A straight line is not a good fit to this data in the sense that most of the points are very far from the line. However, it turns out to not be a terrible fit when comparing it to the relationship between the proportion of CHD = Yes and age (the dashed line). However, in general, logistic regression does even better at estimating the proportion.
Logistic regression models the mean (the probability of \(Y = 1\)) using the complicated looking logit function \(\ln{(p/(1-p))}\) on the left-hand side of the equation. Why not have \(Y\) or \(p\) on the left-hand side? One reason is that, ideally, the range of possible values on the left-hand side should match that of the right-hand side. The right-hand side of the model equation is \(\beta_0 + \beta_1 X_1 + \beta_2 X_2 + \ldots + \beta_K X_K\) and can take on any value from \(-\infty\) to \(\infty\), whereas \(Y\) can only be 0 or 1 and \(p\) must be in the range 0 to 1. However, the logit of \(p\), \(\ln{(p/(1-p))}\), can take on any value, matching the range of the right-hand side.
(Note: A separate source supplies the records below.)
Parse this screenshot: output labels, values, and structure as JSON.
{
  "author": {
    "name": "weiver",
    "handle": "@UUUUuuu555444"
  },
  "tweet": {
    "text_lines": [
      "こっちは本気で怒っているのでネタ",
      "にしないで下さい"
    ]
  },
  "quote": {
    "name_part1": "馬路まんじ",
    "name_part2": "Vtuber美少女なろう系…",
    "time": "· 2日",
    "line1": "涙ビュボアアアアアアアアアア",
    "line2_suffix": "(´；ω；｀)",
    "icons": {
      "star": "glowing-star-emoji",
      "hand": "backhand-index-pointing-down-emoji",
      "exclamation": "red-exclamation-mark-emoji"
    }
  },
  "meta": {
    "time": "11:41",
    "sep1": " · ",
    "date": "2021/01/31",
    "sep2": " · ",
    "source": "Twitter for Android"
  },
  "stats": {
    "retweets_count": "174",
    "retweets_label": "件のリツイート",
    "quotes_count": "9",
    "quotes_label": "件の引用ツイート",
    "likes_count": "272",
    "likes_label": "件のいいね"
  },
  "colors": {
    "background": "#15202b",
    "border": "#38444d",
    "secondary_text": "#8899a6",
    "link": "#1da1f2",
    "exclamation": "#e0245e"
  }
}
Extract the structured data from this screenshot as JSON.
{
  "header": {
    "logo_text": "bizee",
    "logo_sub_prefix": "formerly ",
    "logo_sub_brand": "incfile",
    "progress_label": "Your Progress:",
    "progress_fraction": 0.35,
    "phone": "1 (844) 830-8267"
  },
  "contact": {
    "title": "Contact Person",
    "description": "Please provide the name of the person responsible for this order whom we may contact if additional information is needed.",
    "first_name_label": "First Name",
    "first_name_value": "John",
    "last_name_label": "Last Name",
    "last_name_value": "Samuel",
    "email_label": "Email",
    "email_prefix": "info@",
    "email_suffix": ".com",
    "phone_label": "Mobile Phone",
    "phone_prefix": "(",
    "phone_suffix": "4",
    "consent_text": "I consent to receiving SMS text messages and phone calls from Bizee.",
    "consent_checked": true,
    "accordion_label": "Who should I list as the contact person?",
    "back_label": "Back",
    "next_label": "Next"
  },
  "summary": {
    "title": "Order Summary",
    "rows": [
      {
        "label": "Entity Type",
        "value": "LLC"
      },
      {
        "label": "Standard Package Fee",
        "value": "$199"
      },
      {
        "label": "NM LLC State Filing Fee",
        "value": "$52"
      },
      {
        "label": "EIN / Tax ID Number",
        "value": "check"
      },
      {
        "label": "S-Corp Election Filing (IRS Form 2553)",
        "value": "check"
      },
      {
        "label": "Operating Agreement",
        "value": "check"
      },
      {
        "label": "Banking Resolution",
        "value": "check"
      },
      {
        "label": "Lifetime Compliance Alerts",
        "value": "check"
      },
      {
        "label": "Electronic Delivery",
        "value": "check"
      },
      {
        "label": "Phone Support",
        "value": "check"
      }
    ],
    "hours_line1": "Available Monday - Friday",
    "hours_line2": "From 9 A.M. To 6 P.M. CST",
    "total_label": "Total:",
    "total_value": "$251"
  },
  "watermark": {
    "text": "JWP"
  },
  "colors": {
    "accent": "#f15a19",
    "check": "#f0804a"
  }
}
When transformed back to the probability scale, logistic regression fits an S-shaped curve that estimates the proportion of 1’s at a given value of the predictor. Figure 6.2 demonstrates how the logistic regression fit (solid line) closely tracks the smoother (dashed line) and the predicted probabilities are all in [0, 1]. At the highest observed ages, however, the height of the estimated linear regression line (in Figure 6.1) is greater than 1, resulting in predictions outside of [0, 1].